Thursday 24 November 2011

US income and consumer sentiment up but other economic data weak

US personal income rose 0.4 percent in October, the biggest increase since March, according to a Commerce Department report released on Wednesday. With the personal consumption expenditure price index dipping 0.1 percent, real disposable income increased 0.3 percent in October, the largest gain since May 2010.

Personal consumption expenditure slowed though, rising just 0.1 percent.

Another report on Wednesday showed that US consumer sentiment continued its recovery in November though. The Thomson Reuters/University of Michigan consumer sentiment index rose to 64.1 this month from 60.9 in October.

However, US durable goods orders fell 0.7 percent in October, with orders for commercial aircraft plunging 16.4 percent. Excluding transportation, orders rose 0.7 percent. Orders for capital goods excluding defense and transportation fell 1.8 percent.

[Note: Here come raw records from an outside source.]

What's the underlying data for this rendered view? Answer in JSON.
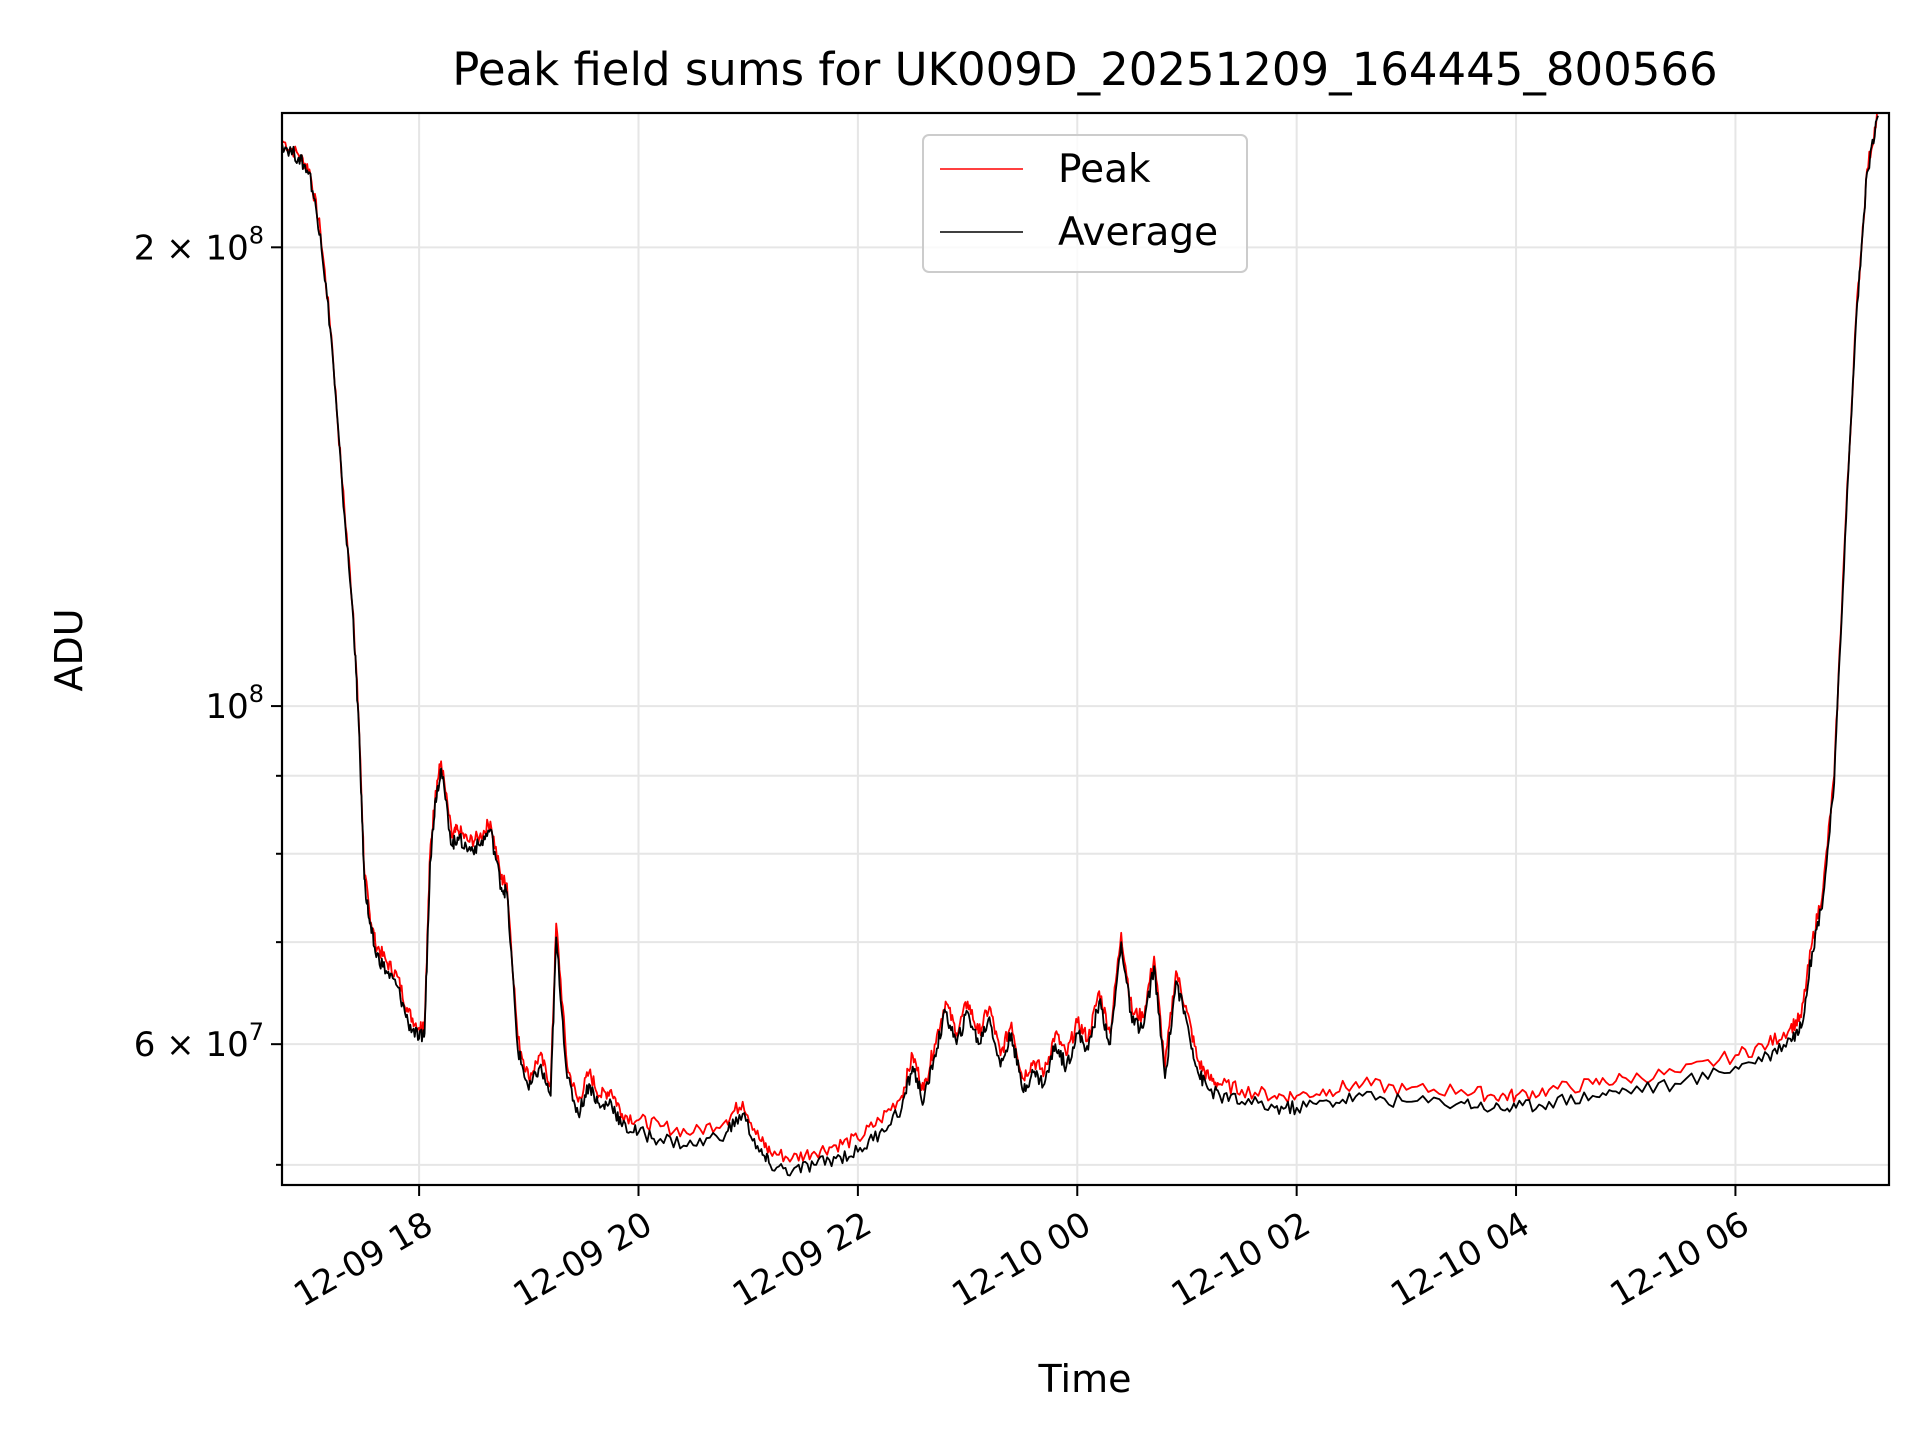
{
  "chart_data": {
    "type": "line",
    "title": "Peak field sums for UK009D_20251209_164445_800566",
    "xlabel": "Time",
    "ylabel": "ADU",
    "x_unit": "hours (time of day, continuing past midnight as 24, 25, ...)",
    "xlim": [
      16.75,
      31.4
    ],
    "ylim": [
      48500000,
      245000000
    ],
    "yscale": "log",
    "grid": true,
    "legend_position": "upper center",
    "x_ticks": [
      {
        "value": 18,
        "label": "12-09 18"
      },
      {
        "value": 20,
        "label": "12-09 20"
      },
      {
        "value": 22,
        "label": "12-09 22"
      },
      {
        "value": 24,
        "label": "12-10 00"
      },
      {
        "value": 26,
        "label": "12-10 02"
      },
      {
        "value": 28,
        "label": "12-10 04"
      },
      {
        "value": 30,
        "label": "12-10 06"
      }
    ],
    "y_major_ticks": [
      {
        "value": 60000000,
        "mant": "6",
        "exp": "7"
      },
      {
        "value": 100000000,
        "mant": "",
        "exp": "8"
      },
      {
        "value": 200000000,
        "mant": "2",
        "exp": "8"
      }
    ],
    "y_minor_ticks": [
      50000000,
      70000000,
      80000000,
      90000000,
      300000000
    ],
    "series": [
      {
        "name": "Peak",
        "color": "#ff0000",
        "x": [
          16.75,
          16.9,
          17.0,
          17.1,
          17.2,
          17.3,
          17.4,
          17.45,
          17.5,
          17.55,
          17.6,
          17.7,
          17.8,
          17.9,
          18.0,
          18.05,
          18.1,
          18.15,
          18.2,
          18.3,
          18.35,
          18.45,
          18.55,
          18.65,
          18.75,
          18.8,
          18.9,
          19.0,
          19.1,
          19.2,
          19.25,
          19.35,
          19.45,
          19.55,
          19.65,
          19.75,
          19.85,
          20.0,
          20.2,
          20.5,
          20.8,
          20.95,
          21.1,
          21.2,
          21.4,
          21.6,
          21.8,
          22.0,
          22.2,
          22.4,
          22.5,
          22.6,
          22.7,
          22.8,
          22.9,
          23.0,
          23.1,
          23.2,
          23.3,
          23.4,
          23.5,
          23.6,
          23.7,
          23.8,
          23.9,
          24.0,
          24.1,
          24.2,
          24.3,
          24.4,
          24.5,
          24.6,
          24.7,
          24.8,
          24.9,
          25.0,
          25.1,
          25.2,
          25.3,
          25.5,
          25.8,
          26.0,
          26.3,
          26.6,
          27.0,
          27.5,
          27.8,
          28.0,
          28.3,
          28.7,
          29.0,
          29.5,
          30.0,
          30.3,
          30.5,
          30.6,
          30.7,
          30.8,
          30.9,
          31.0,
          31.1,
          31.2,
          31.3
        ],
        "y": [
          235000000,
          230000000,
          225000000,
          205000000,
          175000000,
          140000000,
          115000000,
          98000000,
          78000000,
          73000000,
          70000000,
          68000000,
          66500000,
          63000000,
          61500000,
          62000000,
          80000000,
          88000000,
          92000000,
          82000000,
          83000000,
          81500000,
          82000000,
          84000000,
          77000000,
          76500000,
          60500000,
          57000000,
          59000000,
          56500000,
          72000000,
          58000000,
          55000000,
          57500000,
          55500000,
          56000000,
          54000000,
          53500000,
          53000000,
          52500000,
          53500000,
          55000000,
          52000000,
          51000000,
          50500000,
          51000000,
          51500000,
          52000000,
          53500000,
          55500000,
          59000000,
          56000000,
          60000000,
          64000000,
          61000000,
          64000000,
          61000000,
          63500000,
          59000000,
          62000000,
          57000000,
          58500000,
          57500000,
          61000000,
          59000000,
          62000000,
          60500000,
          65000000,
          61000000,
          71000000,
          63000000,
          62500000,
          68500000,
          58000000,
          67000000,
          63000000,
          58500000,
          57000000,
          56500000,
          56000000,
          55500000,
          55500000,
          56000000,
          56500000,
          56000000,
          56000000,
          55500000,
          55500000,
          56000000,
          56500000,
          57000000,
          57500000,
          59000000,
          60000000,
          61500000,
          62500000,
          70000000,
          76000000,
          90000000,
          130000000,
          180000000,
          225000000,
          245000000
        ]
      },
      {
        "name": "Average",
        "color": "#000000",
        "x": [
          16.75,
          16.9,
          17.0,
          17.1,
          17.2,
          17.3,
          17.4,
          17.45,
          17.5,
          17.55,
          17.6,
          17.7,
          17.8,
          17.9,
          18.0,
          18.05,
          18.1,
          18.15,
          18.2,
          18.3,
          18.35,
          18.45,
          18.55,
          18.65,
          18.75,
          18.8,
          18.9,
          19.0,
          19.1,
          19.2,
          19.25,
          19.35,
          19.45,
          19.55,
          19.65,
          19.75,
          19.85,
          20.0,
          20.2,
          20.5,
          20.8,
          20.95,
          21.1,
          21.2,
          21.4,
          21.6,
          21.8,
          22.0,
          22.2,
          22.4,
          22.5,
          22.6,
          22.7,
          22.8,
          22.9,
          23.0,
          23.1,
          23.2,
          23.3,
          23.4,
          23.5,
          23.6,
          23.7,
          23.8,
          23.9,
          24.0,
          24.1,
          24.2,
          24.3,
          24.4,
          24.5,
          24.6,
          24.7,
          24.8,
          24.9,
          25.0,
          25.1,
          25.2,
          25.3,
          25.5,
          25.8,
          26.0,
          26.3,
          26.6,
          27.0,
          27.5,
          27.8,
          28.0,
          28.3,
          28.7,
          29.0,
          29.5,
          30.0,
          30.3,
          30.5,
          30.6,
          30.7,
          30.8,
          30.9,
          31.0,
          31.1,
          31.2,
          31.3
        ],
        "y": [
          234000000,
          229000000,
          224000000,
          204000000,
          174000000,
          139000000,
          114000000,
          97000000,
          77000000,
          72000000,
          69000000,
          67000000,
          65500000,
          62000000,
          60500000,
          61000000,
          79000000,
          87000000,
          91000000,
          81000000,
          82000000,
          80500000,
          81000000,
          83000000,
          76000000,
          75500000,
          59500000,
          56000000,
          58000000,
          55500000,
          70500000,
          57000000,
          54000000,
          56500000,
          54500000,
          55000000,
          53000000,
          52500000,
          52000000,
          51500000,
          52500000,
          54000000,
          51000000,
          50000000,
          49500000,
          50000000,
          50500000,
          51000000,
          52500000,
          54500000,
          58000000,
          55000000,
          59000000,
          63000000,
          60000000,
          63000000,
          60000000,
          62500000,
          58000000,
          61000000,
          56000000,
          57500000,
          56500000,
          60000000,
          58000000,
          61000000,
          59500000,
          64000000,
          60000000,
          70000000,
          62000000,
          61500000,
          67500000,
          57000000,
          66000000,
          62000000,
          57500000,
          56000000,
          55500000,
          55000000,
          54500000,
          54500000,
          55000000,
          55500000,
          55000000,
          55000000,
          54500000,
          54500000,
          55000000,
          55500000,
          56000000,
          56500000,
          58000000,
          59000000,
          60500000,
          61500000,
          69000000,
          75000000,
          89000000,
          129000000,
          179000000,
          224000000,
          244000000
        ]
      }
    ]
  }
}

Manufacturing also appears to have slowed in China. An earlier report on Wednesday showed that HSBC's China purchasing managers' index dropped to 48.0 in November, the lowest since March 2009, from 51.0 in October.

The situation looks worse in the euro area, where industrial orders fell 6.4 percent in September, the biggest decline since December 2008.

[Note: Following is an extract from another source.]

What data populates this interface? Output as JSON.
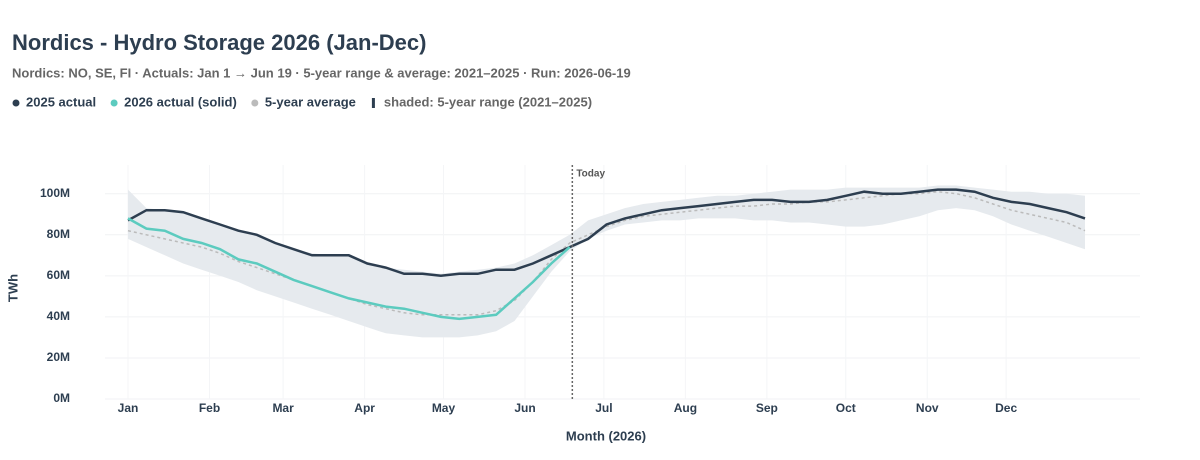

There appears to have been little improvement since. The eurozone manufacturing PMI fell to 46.4 in November from 47.1 in October. A rebound in the services PMI to 47.8 from 46.4, however, helped the composite PMI rise to 47.2 in November from a 28-month low of 46.5 in October.

Prospects for improvement in the eurozone economy appear to be receding with signs on Wednesday that contagion in the debt crisis may now be starting to threaten even Germany. From Reuters:

The German debt agency could not find buyers for almost half a bond sale of 6 billion euros. That pushed the cost of borrowing over 10 years for the bloc's paymaster above those for the United States for the first time since October.

"It is a complete and utter disaster," said Marc Ostwald, strategist at Monument Securities in London.

Disaster or not, the new securities were sold at a yield of 1.98 percent, down from 2.09 percent in October.